Man (20) charged with plotting to kill May in Downing Street attack
A man has been charged with planning to use an improvised explosive device to blow up the gates of Downing Street before entering No 10 and making an attempt on British Prime Minister Theresa May's life.
Naa'imur Zakariyah Rahman (20) allegedly planned to launch a bomb attack on the security gates outside Downing Street before detonating a suicide vest in Number 10 in a bid to kill Mrs May.
Mr Rahman has been charged with preparing acts of terrorism and will appear in court alongside Mohammed Aqib Imran (21), who is accused of trying to join Isil.
Mr Rahman, of north London, and Mr Imran, of south-east Birmingham, were arrested by officers from the Met's Counter Terrorism Command on Tuesday, November 28.
Both men appeared at Westminster Magistrates' Court yesterday and were remanded in custody. Details of the alleged terror plot were set out to Cabinet members on Tuesday during a briefing by Andrew Parker, the head of MI5. Mr Parker revealed that British intelligence had foiled nine terror plots in the past 12 months.
The disclosures about the charges came just hours after an official report into the Manchester terror attack revealed that the suicide bomber had been flagged for closer scrutiny by security services and that the atrocity could have been averted "had the cards fallen differently".
MI5 investigators misinterpreted intelligence on Salman Abedi earlier this year and it was disclosed his case was due to be discussed at a meeting scheduled for nine days after his May attack at the Manchester Arena.
Internal reviews into the police and MI5's handling of the four terrorist attacks in Britain this year also revealed one of the London Bridge attackers had been under active investigation by the security Service.
The Westminster Bridge attacker, Khalid Masood, had also watched suicide attack videos on YouTube in the days before he carried out his assault.
David Anderson QC, a former terrorism law reviewer asked by the British Home Secretary Amber Rudd to independently check the secret internal reviews, said they were "no cause for despair" and that most attack plots continued to be broken up.
In response to his report, Ms Rudd said the blame for the attacks "lies squarely" with the terrorists. The reviews found that 22-year-old Abedi had previously been a MI5 suspect, but was not under active investigation.
In advance of the attack, officers had on two separate occasions received unspecified intelligence on him "whose significance was not fully appreciated at the time" and which could have led to his case being reopened.
"In retrospect, the intelligence can be seen to have been highly relevant to the planned attack," the report said.
Mr Anderson concluded that while it was "unknowable" if reopening the investigation would have thwarted Abedi, it was "conceivable that the Manchester attack in particular might have been averted had the cards fallen differently".
Between March and June, London and Manchester experienced four attacks killing a total of 36 people and wounding another 200. Abedi had first become an MI5 "subject of interest" in 2014, but it transpired he had been mistaken for someone else and his case was closed. It was reopened the following year on mistaken intelligence that he had contacted an Isil figure in Libya.

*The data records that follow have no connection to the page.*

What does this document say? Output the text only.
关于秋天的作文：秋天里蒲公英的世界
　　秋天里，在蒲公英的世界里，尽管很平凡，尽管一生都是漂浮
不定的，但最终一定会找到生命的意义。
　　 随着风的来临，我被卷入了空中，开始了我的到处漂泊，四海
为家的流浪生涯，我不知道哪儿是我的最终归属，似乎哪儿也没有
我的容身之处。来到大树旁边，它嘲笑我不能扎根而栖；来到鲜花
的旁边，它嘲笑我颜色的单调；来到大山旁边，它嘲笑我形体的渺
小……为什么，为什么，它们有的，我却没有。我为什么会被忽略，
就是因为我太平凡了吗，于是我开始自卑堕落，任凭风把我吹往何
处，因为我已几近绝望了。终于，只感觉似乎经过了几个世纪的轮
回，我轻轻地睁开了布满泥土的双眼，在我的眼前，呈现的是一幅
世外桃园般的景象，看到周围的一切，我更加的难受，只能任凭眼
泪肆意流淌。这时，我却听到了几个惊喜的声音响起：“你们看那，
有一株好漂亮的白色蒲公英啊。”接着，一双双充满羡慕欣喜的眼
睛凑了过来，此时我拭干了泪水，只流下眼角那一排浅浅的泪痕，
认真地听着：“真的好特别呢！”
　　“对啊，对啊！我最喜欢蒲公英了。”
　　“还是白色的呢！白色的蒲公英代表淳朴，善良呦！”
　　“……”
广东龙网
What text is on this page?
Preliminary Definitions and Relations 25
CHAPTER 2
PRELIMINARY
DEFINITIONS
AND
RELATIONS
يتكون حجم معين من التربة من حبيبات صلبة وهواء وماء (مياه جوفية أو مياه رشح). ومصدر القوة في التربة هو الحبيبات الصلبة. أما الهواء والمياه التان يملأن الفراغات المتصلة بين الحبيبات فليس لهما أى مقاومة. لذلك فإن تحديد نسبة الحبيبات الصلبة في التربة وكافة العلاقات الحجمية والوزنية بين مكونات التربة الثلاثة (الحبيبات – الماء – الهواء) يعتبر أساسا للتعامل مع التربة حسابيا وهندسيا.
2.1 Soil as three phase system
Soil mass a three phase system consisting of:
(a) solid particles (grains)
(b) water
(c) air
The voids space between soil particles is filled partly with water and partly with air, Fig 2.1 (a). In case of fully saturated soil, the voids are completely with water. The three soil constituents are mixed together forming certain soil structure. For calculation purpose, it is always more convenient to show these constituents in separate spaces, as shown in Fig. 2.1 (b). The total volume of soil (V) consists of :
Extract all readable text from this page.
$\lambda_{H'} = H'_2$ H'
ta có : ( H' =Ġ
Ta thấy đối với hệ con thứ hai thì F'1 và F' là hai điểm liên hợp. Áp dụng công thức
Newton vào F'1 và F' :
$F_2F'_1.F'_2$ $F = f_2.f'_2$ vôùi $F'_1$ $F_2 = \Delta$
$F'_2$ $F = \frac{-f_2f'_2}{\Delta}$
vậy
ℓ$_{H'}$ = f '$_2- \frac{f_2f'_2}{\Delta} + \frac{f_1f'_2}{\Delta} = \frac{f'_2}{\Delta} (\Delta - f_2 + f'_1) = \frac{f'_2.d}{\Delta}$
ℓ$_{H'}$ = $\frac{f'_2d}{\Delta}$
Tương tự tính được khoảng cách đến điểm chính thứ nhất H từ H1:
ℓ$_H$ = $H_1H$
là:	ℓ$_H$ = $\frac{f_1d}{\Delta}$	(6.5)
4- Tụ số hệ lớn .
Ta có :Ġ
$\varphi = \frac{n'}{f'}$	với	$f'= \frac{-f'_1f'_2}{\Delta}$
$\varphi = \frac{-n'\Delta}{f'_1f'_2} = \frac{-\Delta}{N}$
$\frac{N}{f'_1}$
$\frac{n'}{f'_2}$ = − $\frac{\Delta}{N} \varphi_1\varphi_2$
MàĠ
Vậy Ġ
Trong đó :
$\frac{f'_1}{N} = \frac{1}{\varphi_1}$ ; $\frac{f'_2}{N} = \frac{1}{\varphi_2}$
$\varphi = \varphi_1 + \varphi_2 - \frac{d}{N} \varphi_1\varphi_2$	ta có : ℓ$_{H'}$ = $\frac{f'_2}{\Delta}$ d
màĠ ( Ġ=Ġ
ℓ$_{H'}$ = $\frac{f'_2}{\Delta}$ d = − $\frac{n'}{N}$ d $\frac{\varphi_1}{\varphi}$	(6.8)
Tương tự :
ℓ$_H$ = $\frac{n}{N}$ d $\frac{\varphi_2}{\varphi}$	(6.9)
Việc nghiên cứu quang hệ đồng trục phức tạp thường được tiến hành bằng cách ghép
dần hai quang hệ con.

But though his case remained closed from that point, Abedi "continued to be referenced from time to time in intelligence gathered for other purposes. In two separate instances before the attack, intelligence was received that related to "possible non-nefarious activity or to criminality".
An automated trawl of suspects' data designed to spot closed cases that may need re-examining identified him as one of fewer than 100 individuals "out of a total of more than 20,000 closed subjects of interest, who merited further examination".